My experience has taught me the importance of establishing your ‘North Star’ that is the values and principles by which to live your life. Having operated in dynamic and challenging environments, I approach my coaching practice with an optimistic attitude that there is always more than one option. My purpose as a coach is to help people uncover their opportunities, then choose to act upon whichever best serves them.

What are you enjoying at this juncture in your career?

I understand how professional services operate and appreciate the nature of the business model, competitive context and client demands. I can therefore quickly build rapport and empathy with my clients which allows me to be effective. I find that for many coaching is a life-changing experience that dramatically improves their outlook on work and life. Through coaching, people can grow their ability to thrive rather than just cope. Coaching helps people tap into their potential, unlocking sources of creativity and productivity. It is incredibly satisfying to work with a client and help them further their goals. I enjoy combining my business and life experience with the rigour of coaching practice and bringing all of this to the service of my clients. Most of all, I love to see people succeed.

Who or what inspires you?

My grandfather, Foster Lewis. He and my nanna, Doris Lewis, led an interesting life and raised seven children. I grew up in South Wales. It was a typical Welsh community with my grandparents next door but one to our home with many other relatives living close by. As a small child, I’d start my day before school by spending time with my grandparents as both my parents worked. I was entertained by the rich voice of my grandfather reading poetry, extracts from Shakespeare and Aesop’s Fables. More than anything else, it was this that started my love of reading and thirst to learn.

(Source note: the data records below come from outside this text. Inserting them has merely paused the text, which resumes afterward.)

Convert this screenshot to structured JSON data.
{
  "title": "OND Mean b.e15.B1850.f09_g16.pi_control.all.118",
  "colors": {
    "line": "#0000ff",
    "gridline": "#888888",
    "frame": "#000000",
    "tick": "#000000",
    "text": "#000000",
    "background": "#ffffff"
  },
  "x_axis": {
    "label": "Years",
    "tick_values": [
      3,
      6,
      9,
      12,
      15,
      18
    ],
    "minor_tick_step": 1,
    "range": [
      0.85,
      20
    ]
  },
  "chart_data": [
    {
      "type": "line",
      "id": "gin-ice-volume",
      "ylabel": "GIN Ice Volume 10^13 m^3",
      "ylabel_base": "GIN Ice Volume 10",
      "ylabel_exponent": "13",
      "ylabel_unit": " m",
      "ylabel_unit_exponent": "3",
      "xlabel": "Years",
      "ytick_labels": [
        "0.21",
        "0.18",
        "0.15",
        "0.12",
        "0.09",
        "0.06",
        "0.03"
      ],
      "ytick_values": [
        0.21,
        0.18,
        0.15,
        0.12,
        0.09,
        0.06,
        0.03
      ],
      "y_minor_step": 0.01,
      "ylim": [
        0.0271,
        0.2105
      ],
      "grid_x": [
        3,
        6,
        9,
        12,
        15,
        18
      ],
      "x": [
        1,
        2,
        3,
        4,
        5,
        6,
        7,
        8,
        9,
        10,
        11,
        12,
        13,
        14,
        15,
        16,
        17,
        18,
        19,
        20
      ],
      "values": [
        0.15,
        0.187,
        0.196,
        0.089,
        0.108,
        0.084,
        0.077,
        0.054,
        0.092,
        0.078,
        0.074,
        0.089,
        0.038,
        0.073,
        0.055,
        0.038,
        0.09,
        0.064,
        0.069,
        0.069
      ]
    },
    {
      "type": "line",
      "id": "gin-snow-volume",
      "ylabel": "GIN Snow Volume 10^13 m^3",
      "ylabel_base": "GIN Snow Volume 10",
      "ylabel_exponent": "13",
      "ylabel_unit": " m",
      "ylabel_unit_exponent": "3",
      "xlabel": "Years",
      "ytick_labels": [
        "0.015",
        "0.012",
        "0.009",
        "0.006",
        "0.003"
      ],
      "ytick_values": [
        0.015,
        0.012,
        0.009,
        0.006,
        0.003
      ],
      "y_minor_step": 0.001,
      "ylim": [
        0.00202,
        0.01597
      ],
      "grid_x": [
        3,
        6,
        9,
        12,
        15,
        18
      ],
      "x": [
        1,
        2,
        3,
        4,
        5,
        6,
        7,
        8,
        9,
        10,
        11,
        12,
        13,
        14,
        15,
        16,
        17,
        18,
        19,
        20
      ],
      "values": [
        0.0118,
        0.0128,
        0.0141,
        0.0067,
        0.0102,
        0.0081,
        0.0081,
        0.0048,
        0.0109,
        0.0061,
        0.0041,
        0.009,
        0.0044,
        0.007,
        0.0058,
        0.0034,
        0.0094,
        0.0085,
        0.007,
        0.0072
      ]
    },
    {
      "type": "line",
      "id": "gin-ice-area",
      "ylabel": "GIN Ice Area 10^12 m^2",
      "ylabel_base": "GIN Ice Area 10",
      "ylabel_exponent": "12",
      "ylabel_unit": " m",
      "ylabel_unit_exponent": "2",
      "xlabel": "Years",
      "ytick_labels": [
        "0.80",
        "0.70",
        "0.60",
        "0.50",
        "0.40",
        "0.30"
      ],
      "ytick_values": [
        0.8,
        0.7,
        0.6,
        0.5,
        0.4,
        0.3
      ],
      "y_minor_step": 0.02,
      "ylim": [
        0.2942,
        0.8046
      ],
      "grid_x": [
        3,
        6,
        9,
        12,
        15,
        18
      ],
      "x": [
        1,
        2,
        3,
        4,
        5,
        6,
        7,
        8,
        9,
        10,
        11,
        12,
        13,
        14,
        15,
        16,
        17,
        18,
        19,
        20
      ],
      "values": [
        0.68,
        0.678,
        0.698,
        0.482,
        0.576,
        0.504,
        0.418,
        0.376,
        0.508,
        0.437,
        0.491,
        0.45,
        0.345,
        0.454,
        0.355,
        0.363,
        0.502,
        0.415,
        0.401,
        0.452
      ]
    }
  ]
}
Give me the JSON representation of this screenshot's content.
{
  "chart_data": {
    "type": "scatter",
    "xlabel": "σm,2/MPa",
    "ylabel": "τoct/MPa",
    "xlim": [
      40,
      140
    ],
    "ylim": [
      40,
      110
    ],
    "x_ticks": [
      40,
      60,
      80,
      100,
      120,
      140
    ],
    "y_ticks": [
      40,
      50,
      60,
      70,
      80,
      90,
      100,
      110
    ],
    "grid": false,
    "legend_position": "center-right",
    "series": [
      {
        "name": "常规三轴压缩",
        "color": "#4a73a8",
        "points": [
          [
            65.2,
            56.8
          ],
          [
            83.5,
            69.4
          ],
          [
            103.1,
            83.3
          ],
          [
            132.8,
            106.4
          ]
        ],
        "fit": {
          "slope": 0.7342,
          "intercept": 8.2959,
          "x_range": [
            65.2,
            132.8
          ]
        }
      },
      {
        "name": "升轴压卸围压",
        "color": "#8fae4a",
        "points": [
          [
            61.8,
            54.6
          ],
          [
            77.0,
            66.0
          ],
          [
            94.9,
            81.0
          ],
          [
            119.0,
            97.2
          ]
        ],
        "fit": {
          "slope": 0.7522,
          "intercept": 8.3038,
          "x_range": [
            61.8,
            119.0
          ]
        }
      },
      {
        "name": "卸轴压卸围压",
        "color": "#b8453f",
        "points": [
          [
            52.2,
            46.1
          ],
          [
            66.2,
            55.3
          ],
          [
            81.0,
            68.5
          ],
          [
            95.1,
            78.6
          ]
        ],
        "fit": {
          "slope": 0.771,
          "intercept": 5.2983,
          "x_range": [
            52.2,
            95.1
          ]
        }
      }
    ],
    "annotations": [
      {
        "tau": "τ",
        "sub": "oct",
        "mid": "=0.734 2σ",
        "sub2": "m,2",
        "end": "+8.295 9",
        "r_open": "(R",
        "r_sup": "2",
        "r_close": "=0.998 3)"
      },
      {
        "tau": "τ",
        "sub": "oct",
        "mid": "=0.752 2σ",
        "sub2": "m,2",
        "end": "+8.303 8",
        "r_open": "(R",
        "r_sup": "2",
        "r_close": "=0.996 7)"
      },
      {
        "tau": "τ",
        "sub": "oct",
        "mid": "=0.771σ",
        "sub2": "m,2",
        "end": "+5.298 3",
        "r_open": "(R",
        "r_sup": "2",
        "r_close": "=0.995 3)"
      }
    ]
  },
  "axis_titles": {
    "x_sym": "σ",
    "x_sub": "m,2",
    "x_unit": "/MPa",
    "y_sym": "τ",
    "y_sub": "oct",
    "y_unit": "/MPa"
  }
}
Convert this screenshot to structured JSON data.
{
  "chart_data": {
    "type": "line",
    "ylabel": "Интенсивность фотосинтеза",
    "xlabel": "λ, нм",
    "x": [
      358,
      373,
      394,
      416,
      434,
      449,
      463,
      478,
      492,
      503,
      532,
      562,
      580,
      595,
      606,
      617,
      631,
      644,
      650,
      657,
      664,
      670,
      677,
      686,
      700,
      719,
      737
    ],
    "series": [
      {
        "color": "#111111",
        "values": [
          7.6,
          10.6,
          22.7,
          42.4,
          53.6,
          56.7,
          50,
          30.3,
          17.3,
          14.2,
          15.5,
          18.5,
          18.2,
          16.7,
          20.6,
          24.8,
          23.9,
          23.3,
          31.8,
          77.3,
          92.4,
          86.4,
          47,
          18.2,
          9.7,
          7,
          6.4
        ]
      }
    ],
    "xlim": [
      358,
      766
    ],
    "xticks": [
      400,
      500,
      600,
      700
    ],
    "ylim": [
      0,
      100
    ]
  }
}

My grandfather had been a coal miner until the age of 36. He was forced to quit because he developed miners’ nystagmus disease which is characterised by rapid involuntary movements of the eyes, defective vision, sensitivity to light and night-blindness. Over the years he gradually lost his sight. In between, he fought for miners’ rights, became the warden of the campsite at Porthcawl and later manager of the local brewery.

Despite his failing eyesight, he never lost the love of literature which he passed on to me. My grandfather lived until he was 83. In his final years, he taught himself to use a manual typewriter and wrote his memoir entitled ‘The Miner’s Tale: Recollections of the events in the inconsequential life of a South Wales coal miner 1916-1938’. This book was published by members of my family shortly before his death. His tenacity, resourcefulness and enjoyment of learning is a source of inspiration to me.